Barrett’s 'histological eye' indeed was among the most gifted and experienced of his time, yet it was characteristic of his native honesty and meticulous accuracy to demand a method of assessing arterial hypertrophy that is free from subjective error. For this he developed a highly efficient quantitative method of assessing “relative thickness” and cross-sectional “relative area” of the tunica media.
By use of his “undulation index” Barrett took full account of the degree of post-mortem contraction of arteries, a factor which had vitiated so many previous investigations. Barrett’s solution of this problem is a notable advance in angiology, and will always be a basic model for those interested in transferring histological observations from the art of opinion and impression into the exact science of quantitative measurement.

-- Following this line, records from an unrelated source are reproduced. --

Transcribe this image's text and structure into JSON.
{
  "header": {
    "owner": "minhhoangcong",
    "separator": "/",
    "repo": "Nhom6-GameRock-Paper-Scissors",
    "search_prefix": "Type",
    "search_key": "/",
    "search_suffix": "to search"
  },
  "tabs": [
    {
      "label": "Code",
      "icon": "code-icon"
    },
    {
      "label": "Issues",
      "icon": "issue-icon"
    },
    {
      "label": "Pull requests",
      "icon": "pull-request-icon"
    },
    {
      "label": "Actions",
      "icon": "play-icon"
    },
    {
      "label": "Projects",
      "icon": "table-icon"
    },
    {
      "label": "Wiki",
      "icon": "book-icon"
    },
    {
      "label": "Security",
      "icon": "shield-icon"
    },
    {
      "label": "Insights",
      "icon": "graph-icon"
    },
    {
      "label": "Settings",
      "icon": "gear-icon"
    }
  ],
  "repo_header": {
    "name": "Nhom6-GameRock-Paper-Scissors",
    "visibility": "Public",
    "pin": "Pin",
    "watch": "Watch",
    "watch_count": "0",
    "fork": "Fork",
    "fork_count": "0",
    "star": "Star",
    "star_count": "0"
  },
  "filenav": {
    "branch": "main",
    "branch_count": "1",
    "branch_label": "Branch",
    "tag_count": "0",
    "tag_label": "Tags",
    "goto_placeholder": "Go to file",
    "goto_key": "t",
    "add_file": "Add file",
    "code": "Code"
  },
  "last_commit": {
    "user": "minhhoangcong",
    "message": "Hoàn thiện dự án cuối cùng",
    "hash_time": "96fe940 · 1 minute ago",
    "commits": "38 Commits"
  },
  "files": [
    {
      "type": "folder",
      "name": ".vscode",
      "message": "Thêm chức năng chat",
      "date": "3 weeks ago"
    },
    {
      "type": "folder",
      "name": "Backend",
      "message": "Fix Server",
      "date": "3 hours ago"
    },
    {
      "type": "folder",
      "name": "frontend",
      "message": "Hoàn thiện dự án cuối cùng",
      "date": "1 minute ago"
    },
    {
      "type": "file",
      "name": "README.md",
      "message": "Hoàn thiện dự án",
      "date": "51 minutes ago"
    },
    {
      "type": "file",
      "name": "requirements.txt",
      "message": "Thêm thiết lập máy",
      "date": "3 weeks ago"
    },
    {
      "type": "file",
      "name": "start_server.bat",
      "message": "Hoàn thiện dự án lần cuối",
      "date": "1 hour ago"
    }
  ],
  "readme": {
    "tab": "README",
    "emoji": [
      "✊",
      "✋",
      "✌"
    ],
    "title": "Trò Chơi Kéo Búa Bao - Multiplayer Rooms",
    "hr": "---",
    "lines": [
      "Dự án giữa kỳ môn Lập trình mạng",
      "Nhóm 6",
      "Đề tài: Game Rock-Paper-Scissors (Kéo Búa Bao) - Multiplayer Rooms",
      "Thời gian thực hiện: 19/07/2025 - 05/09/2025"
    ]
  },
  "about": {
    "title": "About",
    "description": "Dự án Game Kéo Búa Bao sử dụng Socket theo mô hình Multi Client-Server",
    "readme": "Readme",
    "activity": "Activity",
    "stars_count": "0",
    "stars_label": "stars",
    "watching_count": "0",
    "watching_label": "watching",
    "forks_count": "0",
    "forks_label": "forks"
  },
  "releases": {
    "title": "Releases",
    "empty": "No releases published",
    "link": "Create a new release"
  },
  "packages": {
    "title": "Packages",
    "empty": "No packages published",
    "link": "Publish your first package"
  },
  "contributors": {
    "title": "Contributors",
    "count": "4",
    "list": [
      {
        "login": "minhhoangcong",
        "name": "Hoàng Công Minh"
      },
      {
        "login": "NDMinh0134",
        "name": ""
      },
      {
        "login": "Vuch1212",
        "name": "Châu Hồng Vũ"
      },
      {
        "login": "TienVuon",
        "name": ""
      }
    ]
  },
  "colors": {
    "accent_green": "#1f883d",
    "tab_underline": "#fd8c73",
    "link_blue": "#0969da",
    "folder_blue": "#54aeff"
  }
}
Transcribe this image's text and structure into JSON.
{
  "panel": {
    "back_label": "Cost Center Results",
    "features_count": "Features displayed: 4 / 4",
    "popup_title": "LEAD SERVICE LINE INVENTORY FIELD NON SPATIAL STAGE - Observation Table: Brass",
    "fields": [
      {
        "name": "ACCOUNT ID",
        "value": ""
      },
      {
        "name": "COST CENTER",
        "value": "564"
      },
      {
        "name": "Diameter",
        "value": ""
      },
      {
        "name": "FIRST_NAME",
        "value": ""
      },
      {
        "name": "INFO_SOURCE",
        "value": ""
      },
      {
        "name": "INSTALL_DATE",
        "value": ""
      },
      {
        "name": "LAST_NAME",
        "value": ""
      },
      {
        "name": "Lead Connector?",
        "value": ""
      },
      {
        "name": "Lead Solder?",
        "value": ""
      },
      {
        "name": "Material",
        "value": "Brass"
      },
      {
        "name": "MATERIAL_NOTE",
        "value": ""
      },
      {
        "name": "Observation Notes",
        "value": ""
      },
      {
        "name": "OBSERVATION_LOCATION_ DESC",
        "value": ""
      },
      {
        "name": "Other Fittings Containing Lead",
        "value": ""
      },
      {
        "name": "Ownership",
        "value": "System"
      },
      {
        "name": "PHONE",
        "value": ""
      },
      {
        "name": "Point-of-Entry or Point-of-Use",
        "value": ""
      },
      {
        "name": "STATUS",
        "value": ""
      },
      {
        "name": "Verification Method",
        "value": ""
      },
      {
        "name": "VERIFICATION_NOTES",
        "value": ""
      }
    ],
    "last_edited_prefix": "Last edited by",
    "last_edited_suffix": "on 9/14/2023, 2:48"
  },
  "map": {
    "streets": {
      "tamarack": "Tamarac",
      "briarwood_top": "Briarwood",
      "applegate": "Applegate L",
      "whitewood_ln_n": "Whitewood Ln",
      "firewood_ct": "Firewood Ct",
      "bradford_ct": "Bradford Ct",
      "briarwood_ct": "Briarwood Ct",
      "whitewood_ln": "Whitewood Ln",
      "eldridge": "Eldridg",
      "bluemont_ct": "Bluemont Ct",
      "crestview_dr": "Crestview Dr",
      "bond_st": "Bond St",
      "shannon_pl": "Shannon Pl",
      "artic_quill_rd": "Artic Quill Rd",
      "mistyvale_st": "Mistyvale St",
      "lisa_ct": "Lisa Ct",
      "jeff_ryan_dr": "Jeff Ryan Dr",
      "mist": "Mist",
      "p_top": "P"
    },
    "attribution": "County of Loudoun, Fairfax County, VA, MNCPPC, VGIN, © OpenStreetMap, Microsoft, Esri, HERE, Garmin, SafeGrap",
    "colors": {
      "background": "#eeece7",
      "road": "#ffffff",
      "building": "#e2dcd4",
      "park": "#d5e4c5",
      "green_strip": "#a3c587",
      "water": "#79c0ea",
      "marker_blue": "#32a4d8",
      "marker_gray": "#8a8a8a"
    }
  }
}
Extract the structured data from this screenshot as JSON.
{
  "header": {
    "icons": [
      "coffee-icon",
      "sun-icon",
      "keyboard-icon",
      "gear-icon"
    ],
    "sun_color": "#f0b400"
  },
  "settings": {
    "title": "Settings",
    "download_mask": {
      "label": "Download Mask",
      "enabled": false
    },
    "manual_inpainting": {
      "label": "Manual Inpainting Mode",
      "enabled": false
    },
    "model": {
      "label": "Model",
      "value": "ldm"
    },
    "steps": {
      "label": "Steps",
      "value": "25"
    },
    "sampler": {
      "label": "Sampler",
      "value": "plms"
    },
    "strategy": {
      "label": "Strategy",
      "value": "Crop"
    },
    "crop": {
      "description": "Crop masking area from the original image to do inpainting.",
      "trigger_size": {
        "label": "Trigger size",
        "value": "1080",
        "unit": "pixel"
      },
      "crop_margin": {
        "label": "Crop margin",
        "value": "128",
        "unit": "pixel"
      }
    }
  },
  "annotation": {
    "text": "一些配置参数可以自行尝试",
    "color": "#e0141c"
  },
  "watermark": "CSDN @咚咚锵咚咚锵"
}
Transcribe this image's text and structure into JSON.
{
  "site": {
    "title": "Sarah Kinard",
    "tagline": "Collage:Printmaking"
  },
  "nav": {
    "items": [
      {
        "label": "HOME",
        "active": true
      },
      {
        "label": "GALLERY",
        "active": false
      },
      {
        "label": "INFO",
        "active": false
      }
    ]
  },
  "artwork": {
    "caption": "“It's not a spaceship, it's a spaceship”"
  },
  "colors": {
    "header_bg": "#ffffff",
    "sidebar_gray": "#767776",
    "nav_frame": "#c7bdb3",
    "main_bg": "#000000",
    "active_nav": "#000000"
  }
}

He was also a member of the Cambridge Philharmonic Society as well, where he was Honorary Secretary for more than 20 years, and this musical legacy is something that he imparted on all of his children. It is reported that they had many impromptu family music nights. He passed away from cancer while his son Syd, who would go on to start Pink Floyd was 14, and it is quoted as being the first major life event that would go on to contribute to his later mental health issues and struggles with LSD.
Suddenly, the Barrett family's world was turned on its head. Inoperable cancer was diagnosed and Max Barrett died suddenly on December 11. Syd had religiously kept a diary ever since his eleventh birthday. He left the entry for this day blank.